Crisis preparedness is not just about identifying potential risks. It demands that concern gets turned into action. Too often the problem is not a lack of information, but a lack of imagination and initiative.
This failure was highlighted last week by evidence before the inquiry into the fire and riot which devastated the Villawood immigration detention centre in Sydney earlier this year
New South Wales Assistant Police Commissioner Carmine Frank Minnelli told the inquiry that his officers had done some scenario training for a riot or fire at Villawood, and said he felt that his concerns had been somewhat dismissed.
“At the end of the scenario a debrief was conducted and I was told that the scenario was unrealistic and it would never happen,” Mr Minnelli said, adding that he raised those concerns with the Department of Immigration just two days before this riot.
The Sydney top cop’s frustration is eerily reminiscent of what happened before Hurricane Katrina struck New Orleans in August, 2005. A year earlier there had been a massive multi-agency exercise involving the fictional Hurricane Pam hitting New Orleans and breaching the levees. But at the end of this very costly simulation, some of the participants felt it was not very useful because the scenario “wasn’t realistic.” When the very real Hurricane Katrina struck in an almost identical scenario, Homeland Security Secretary Michael Chertoff tried to argue that the event was “particularly unpredictable” and “exceeded the foresight of planners, and maybe anybody’s foresight.”
The problem here – and the problem for managers and executives around the world – was eloquently captured by the official Federal report on the disaster, aptly titled A Failure of Initiative. The committee said “If 9/11 was a failure of imagination, then Katrina was a failure of initiative. It was a failure of leadership.” The report concluded: “While there was no failure to predict the inevitability and consequences of a monster Hurricane, there was a failure of initiative to get beyond design and organizational compromises to improve the level of protection afforded.”
Whenever an organizational crisis strikes there are two things which always happen. The first is the hunt for someone to blame.
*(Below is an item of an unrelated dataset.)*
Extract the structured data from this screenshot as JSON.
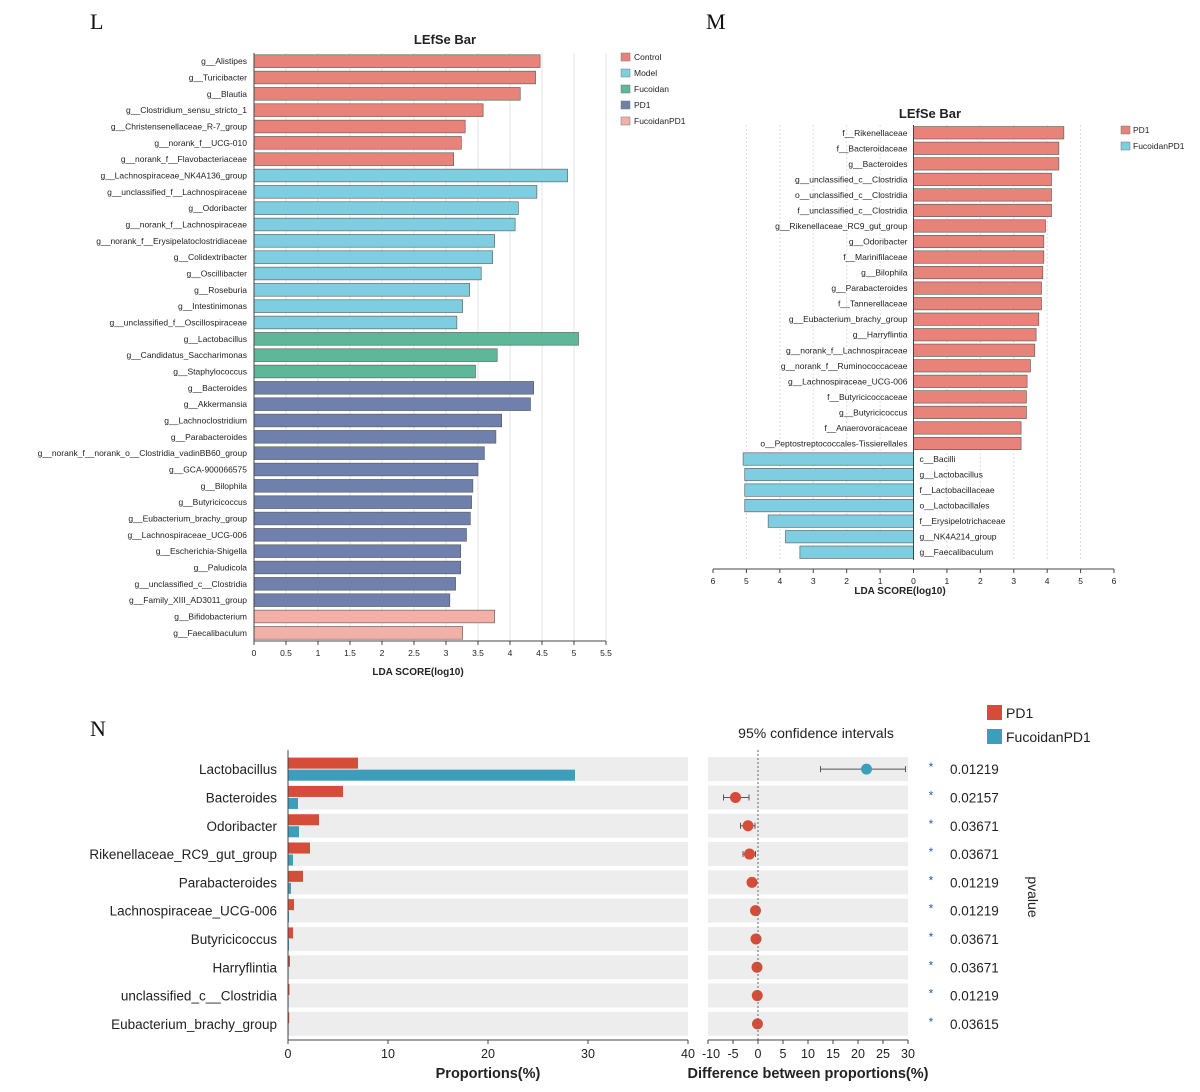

The second is that, in the aftermath of the crisis, there is always someone who steps forward and says: “Oh yes, I knew about that.”
So for crisis preparedness and crisis prevention, the challenge for managers and executives is this: When you review your risk register or update your assessment of issues and potential crises, are any of your top priority areas where someone would step forward after a crisis and say: “Oh yes, that was well known in our organization . . . but no-one did anything about it.” If that might be the case, you’ve got work to do.